47 Gelet op wat voorafgaat, dient op de gestelde vraag te worden geantwoord dat in omstandigheden als die van het hoofdgeding richtlijn 69/335 zich ertegen verzet dat ter zake van een „omgekeerde” fusie, dat wil zeggen een fusie door overname waarbij alle aandelen in de overnemende vennootschap in het bezit zijn van de overgenomen vennootschap, een evenredig registratierecht van 1 % van de waarde van een dergelijke verrichting wordt geheven.
Kosten
48 Ten aanzien van de partijen in het hoofdgeding is de procedure als een aldaar gerezen incident te beschouwen, zodat de nationale rechterlijke instantie over de kosten heeft te beslissen. De door anderen wegens indiening van hun opmerkingen bij het Hof gemaakte kosten komen niet voor vergoeding in aanmerking.
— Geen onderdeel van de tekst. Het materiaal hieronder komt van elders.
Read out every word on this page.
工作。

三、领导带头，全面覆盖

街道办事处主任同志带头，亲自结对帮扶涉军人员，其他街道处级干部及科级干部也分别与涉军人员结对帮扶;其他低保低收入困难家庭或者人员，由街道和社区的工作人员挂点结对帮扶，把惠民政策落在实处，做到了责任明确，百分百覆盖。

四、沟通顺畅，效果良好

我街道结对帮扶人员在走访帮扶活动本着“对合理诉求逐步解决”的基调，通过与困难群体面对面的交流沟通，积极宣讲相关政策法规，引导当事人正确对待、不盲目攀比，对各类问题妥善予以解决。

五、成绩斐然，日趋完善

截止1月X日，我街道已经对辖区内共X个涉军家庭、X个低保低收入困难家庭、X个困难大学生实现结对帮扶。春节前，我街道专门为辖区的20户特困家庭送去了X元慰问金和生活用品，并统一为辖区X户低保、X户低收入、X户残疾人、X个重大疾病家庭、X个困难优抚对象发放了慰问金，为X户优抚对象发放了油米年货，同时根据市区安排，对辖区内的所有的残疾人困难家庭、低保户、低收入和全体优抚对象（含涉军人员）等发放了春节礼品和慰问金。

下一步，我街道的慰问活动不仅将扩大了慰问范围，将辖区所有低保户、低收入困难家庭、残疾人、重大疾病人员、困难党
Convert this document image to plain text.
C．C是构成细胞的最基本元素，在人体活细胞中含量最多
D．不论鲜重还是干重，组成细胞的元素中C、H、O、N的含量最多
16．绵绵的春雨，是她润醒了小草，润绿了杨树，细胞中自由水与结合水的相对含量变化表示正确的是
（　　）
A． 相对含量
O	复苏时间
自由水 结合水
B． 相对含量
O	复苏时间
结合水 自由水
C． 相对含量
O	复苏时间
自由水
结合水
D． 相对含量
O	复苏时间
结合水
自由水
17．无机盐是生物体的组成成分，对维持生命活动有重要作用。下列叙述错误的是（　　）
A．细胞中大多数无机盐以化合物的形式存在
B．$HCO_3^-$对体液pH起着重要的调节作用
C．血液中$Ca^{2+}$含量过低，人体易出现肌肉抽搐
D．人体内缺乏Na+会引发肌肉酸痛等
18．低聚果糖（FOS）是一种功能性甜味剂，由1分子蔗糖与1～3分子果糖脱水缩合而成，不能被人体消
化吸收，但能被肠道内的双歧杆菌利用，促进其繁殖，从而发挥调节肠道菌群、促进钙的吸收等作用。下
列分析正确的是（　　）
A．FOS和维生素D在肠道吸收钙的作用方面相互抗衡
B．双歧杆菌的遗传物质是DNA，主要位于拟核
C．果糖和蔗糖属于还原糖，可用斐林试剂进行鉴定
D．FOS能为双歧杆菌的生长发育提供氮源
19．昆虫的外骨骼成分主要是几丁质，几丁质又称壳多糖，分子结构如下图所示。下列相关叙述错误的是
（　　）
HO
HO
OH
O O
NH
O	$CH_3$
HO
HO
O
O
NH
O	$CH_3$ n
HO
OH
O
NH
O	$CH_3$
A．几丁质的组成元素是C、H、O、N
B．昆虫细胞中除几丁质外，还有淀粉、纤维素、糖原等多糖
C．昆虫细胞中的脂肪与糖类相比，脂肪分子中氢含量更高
Het Hof van Justitie (Eerste kamer) verklaart voor recht:
In omstandigheden als die van het hoofdgeding verzet richtlijn 69/335/EEG van de Raad van 17 juli 1969 betreffende de indirecte belastingen op het bijeenbrengen van kapitaal, zoals gewijzigd bij de richtlijnen 73/80/EEG van de Raad van 9 april 1973 betreffende de vaststelling van de gemeenschappelijke tarieven voor het kapitaalrecht en 85/303/EEG van de Raad van 10 juni 1985, zich ertegen dat ter zake van een „omgekeerde” fusie, dat wil zeggen een fusie door overname waarbij alle aandelen in de overnemende vennootschap in het bezit zijn van de overgenomen vennootschap, een evenredig registratierecht van 1 % van de waarde van een dergelijke verrichting wordt geheven.